The X300 is Toshiba's (at the time of writing) flagship consumer mechanical drive range offering the fastest performing and some of the largest capacity HDD's the company offers. Although the X300 6TB is the largest drive in the consumer range, Toshiba do have an 8TB drive in the N300 range, aimed at NAS users.

Toshiba’s X300 has all the leading technologies that are part and parcel of a modern hard drive's feature list, especially for a flagship consumer range like the X300; Perpendicular Magnetic Recording (PMR), Tunnel Magneto-Resistive recording technology (TMR), Halogen Free and Advanced Format technology.

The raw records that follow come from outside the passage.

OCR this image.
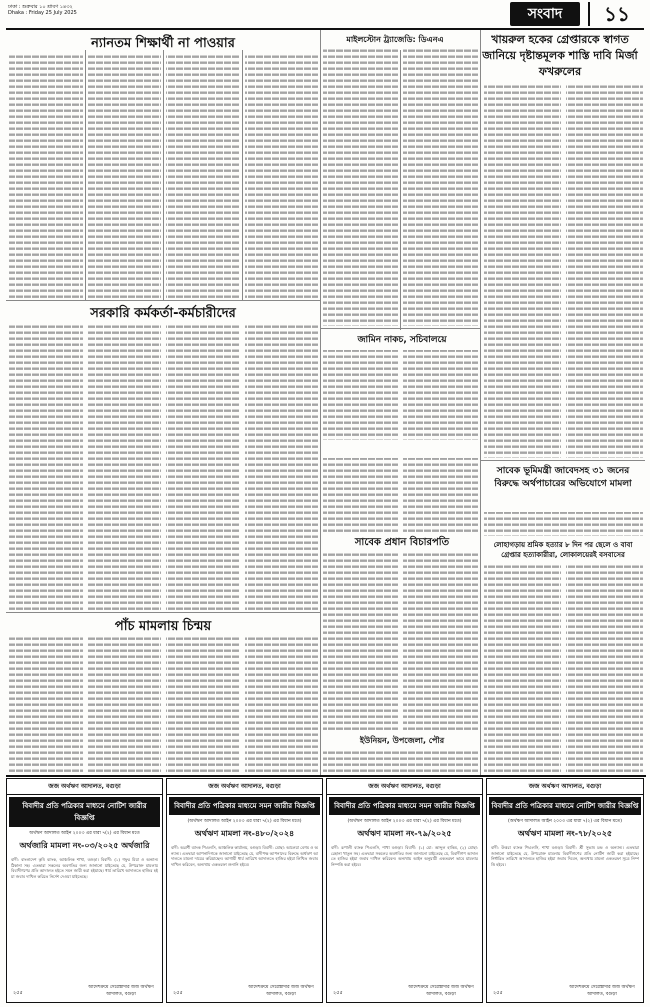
ঢাকা : শুক্রবার ১০ শ্রাবণ ১৪৩২
Dhaka : Friday 25 July 2025	সংবাদ	১১
ন্যানতম শিক্ষার্থী না পাওয়ার
সরকারি কর্মকর্তা-কর্মচারীদের
পাঁচ মামলায় চিন্ময়
মাইলস্টোন ট্র্যাজেডি: ডিএনএ	খায়রুল হকের গ্রেপ্তারকে স্বাগত জানিয়ে দৃষ্টান্তমূলক শাস্তি দাবি মির্জা ফখরুলের
জামিন নাকচ, সচিবালয়ে
সাবেক প্রধান বিচারপতি
ইউনিয়ন, উপজেলা, পৌর
সাবেক ভূমিমন্ত্রী জাবেদসহ ৩১ জনের বিরুদ্ধে অর্থপাচারের অভিযোগে মামলা
লোহাগড়ায় শ্রমিক হত্যার ৮ দিন পর ছেলে ও বাবা গ্রেপ্তার হত্যাকারীরা, লোকালয়েরই বসবাসের
জজ অর্থঋণ আদালত, বগুড়া
বিবাদীর প্রতি পত্রিকার মাধ্যমে নোটিশ জারীর বিজ্ঞপ্তি
অর্থঋণ আদালত আইন ২০০৩ এর ধারা ৭(২) এর বিধান মতে
অর্থজারি মামলা নং-০৩/২০২৫ অর্থজারি
বাদী: বাংলাদেশ কৃষি ব্যাংক, আঞ্চলিক শাখা, বগুড়া। বিবাদী: (১) গফুর মিয়া ও অন্যান্য ঠিকানা সহ। এতদ্বারা সকলের অবগতির জন্য জানানো যাইতেছে যে, উপরোক্ত মামলায় বিবাদীগণের প্রতি আদালত হইতে সমন জারী করা হইয়াছে। ধার্য তারিখে আদালতে হাজির হইয়া জবাব দাখিল করিতে নির্দেশ দেওয়া যাইতেছে।
২৫৫
আদেশক্রমে সেরেস্তাদার জজ অর্থঋণ আদালত, বগুড়া
জজ অর্থঋণ আদালত, বগুড়া
বিবাদীর প্রতি পত্রিকার মাধ্যমে সমন জারীর বিজ্ঞপ্তি
(অর্থঋণ আদালত আইন ২০০৩ এর ধারা ৭(২) এর বিধান মতে)
অর্থঋণ মামলা নং-৪৮০/২০২৪
বাদী: অগ্রণী ব্যাংক পিএলসি, আঞ্চলিক কার্যালয়, বগুড়া। বিবাদী: মোছা: আলেয়া বেগম ও অন্যান্য। এতদ্বারা আপনাদিগকে জানানো যাইতেছে যে, বাদীপক্ষ আপনাদের বিরুদ্ধে অর্থঋণ আদালতে মামলা দায়ের করিয়াছেন। আগামী ধার্য তারিখে আদালতে হাজির হইয়া লিখিত জবাব দাখিল করিবেন, অন্যথায় একতরফা শুনানি হইবে।
২৫৫
আদেশক্রমে সেরেস্তাদার জজ অর্থঋণ আদালত, বগুড়া
জজ অর্থঋণ আদালত, বগুড়া
বিবাদীর প্রতি পত্রিকার মাধ্যমে সমন জারীর বিজ্ঞপ্তি
(অর্থঋণ আদালত আইন ২০০৩ এর ধারা ৭(২) এর বিধান মতে)
অর্থঋণ মামলা নং-৭৯/২০২৫
বাদী: রূপালী ব্যাংক পিএলসি, শাখা বগুড়া। বিবাদী: (১) মো: আব্দুল হাকিম, (২) মোছা: রেহানা খাতুন সহ। এতদ্বারা সকলের অবগতির জন্য জানানো যাইতেছে যে, বিবাদীগণ আদালতে হাজির হইয়া জবাব দাখিল করিবেন। অন্যথায় আইন অনুযায়ী একতরফা ভাবে মামলার নিষ্পত্তি করা হইবে।
২৫৫
আদেশক্রমে সেরেস্তাদার জজ অর্থঋণ আদালত, বগুড়া
জজ অর্থঋণ আদালত, বগুড়া
বিবাদীর প্রতি পত্রিকার মাধ্যমে নোটিশ জারীর বিজ্ঞপ্তি
(অর্থঋণ আদালত আইন ২০০৩ এর ধারা ৭(২) এর বিধান মতে)
অর্থঋণ মামলা নং-৭৮/২০২৫
বাদী: উত্তরা ব্যাংক পিএলসি, শাখা বগুড়া। বিবাদী: শ্রী সুভাষ চন্দ্র ও অন্যান্য। এতদ্বারা জানানো যাইতেছে যে, উপরোক্ত মামলায় বিবাদীগণের প্রতি নোটিশ জারী করা হইয়াছে। নির্ধারিত তারিখে আদালতে হাজির হইয়া জবাব দিবেন, অন্যথায় মামলা একতরফা সূত্রে নিষ্পত্তি হইবে।
২৫৫
আদেশক্রমে সেরেস্তাদার জজ অর্থঋণ আদালত, বগুড়া
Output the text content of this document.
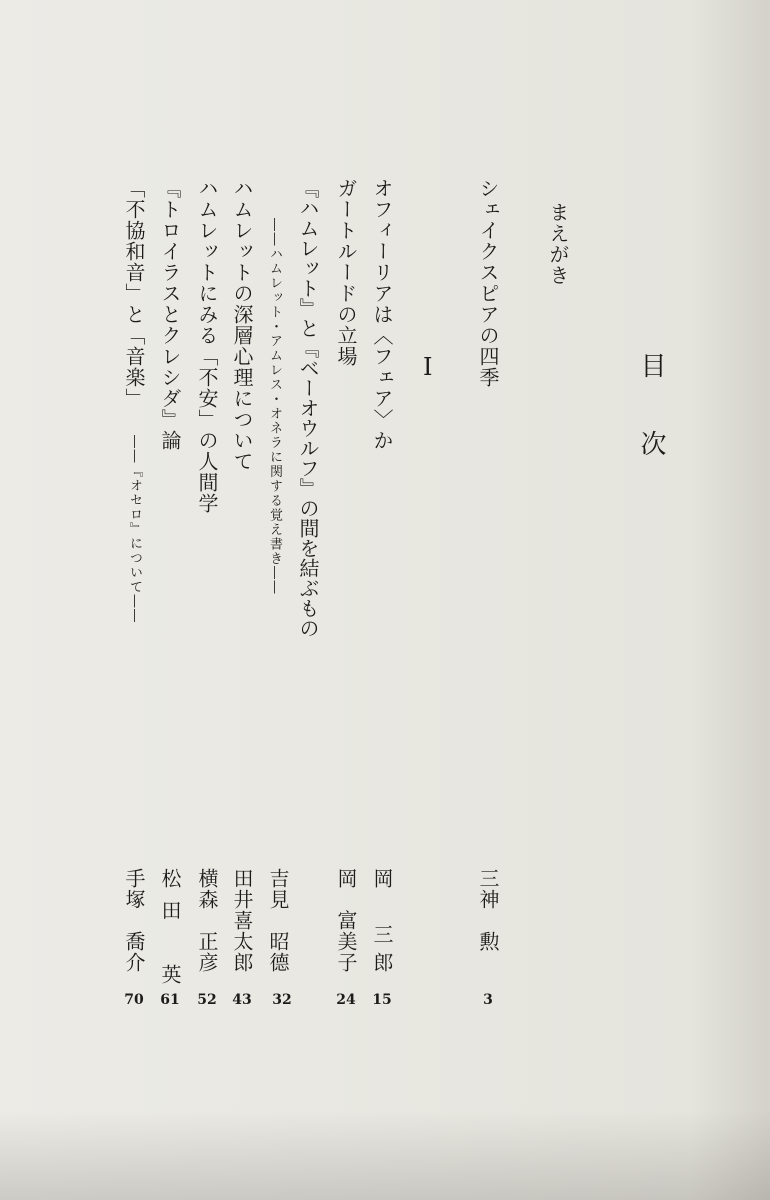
目次
まえがき
シェイクスピアの四季
……………………………………………………………………………………………………………………………………………………………
三神　勲
3
I
オフィーリアは〈フェア〉か
……………………………………………………………………………………………………………………………………………………………
岡　三郎
15
ガートルードの立場
……………………………………………………………………………………………………………………………………………………………
岡　富美子
24
『ハムレット』と『ベーオウルフ』の間を結ぶもの
――ハムレット・アムレス・オネラに関する覚え書き――
……………………………………………………………………………………………………………………………………………………………
吉見　昭德
32
ハムレットの深層心理について
……………………………………………………………………………………………………………………………………………………………
田井喜太郎
43
ハムレットにみる「不安」の人間学
……………………………………………………………………………………………………………………………………………………………
横森　正彦
52
『トロイラスとクレシダ』論
……………………………………………………………………………………………………………………………………………………………
松田　英
61
「不協和音」と「音楽」
――『オセロ』について――
……………………………………………………………………………………………………………………………………………………………
手塚　喬介
70
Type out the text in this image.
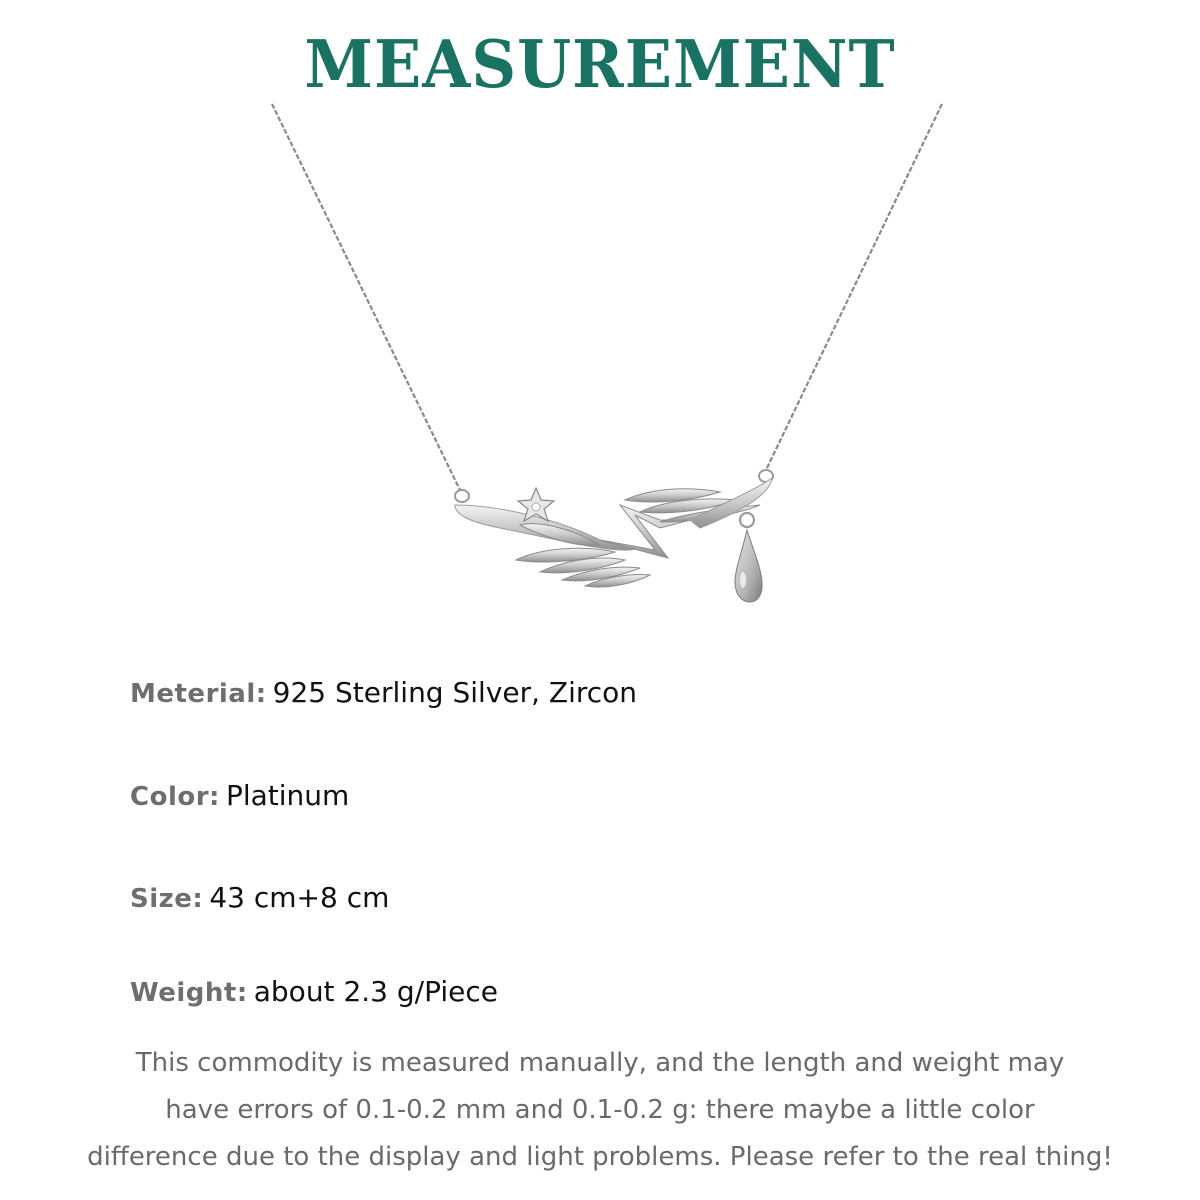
MEASUREMENT
Meterial: 925 Sterling Silver, Zircon
Color: Platinum
Size: 43 cm+8 cm
Weight: about 2.3 g/Piece
This commodity is measured manually, and the length and weight may
have errors of 0.1-0.2 mm and 0.1-0.2 g: there maybe a little color
difference due to the display and light problems. Please refer to the real thing!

Along with these are an internal shock sensor and ramp loading technologies, both of which are designed to physically protect data by preventing the drive slider/read head from contacting the disc surface.

The X300 series also feature dual-stage actuator's which are a must have with todays very high areal density platters (discs). There's always a risk with denser and denser platters that vibration, any vibration, may cause the read/write heads to misalign while tracking the data. Dual-stage actuator's help prevent this from happening by being able to position the heads much more accurately in the center of a data track.

The drive is very quiet in operation even when it was being pushed hard in some of the benchmarks. Quoted power consumption for the X300 across the range is 11.3W typical Read/Writes modes and 6W in low power idle mode.

We found the 6TB X300 on sale for £179.99 (inc VAT) at Overclockers UK HERE

Discuss on our Facebook page, over HERE.

Pros

  • Overall performance.
  • Internal shock sensor.
  • Dual-stage actuator.

Cons

  • Only a 2-year warranty.

Kitguru says: Toshiba's X300 improves on the P300 both in terms of capacity and performance and is a very competitively priced high-end 6TB drive.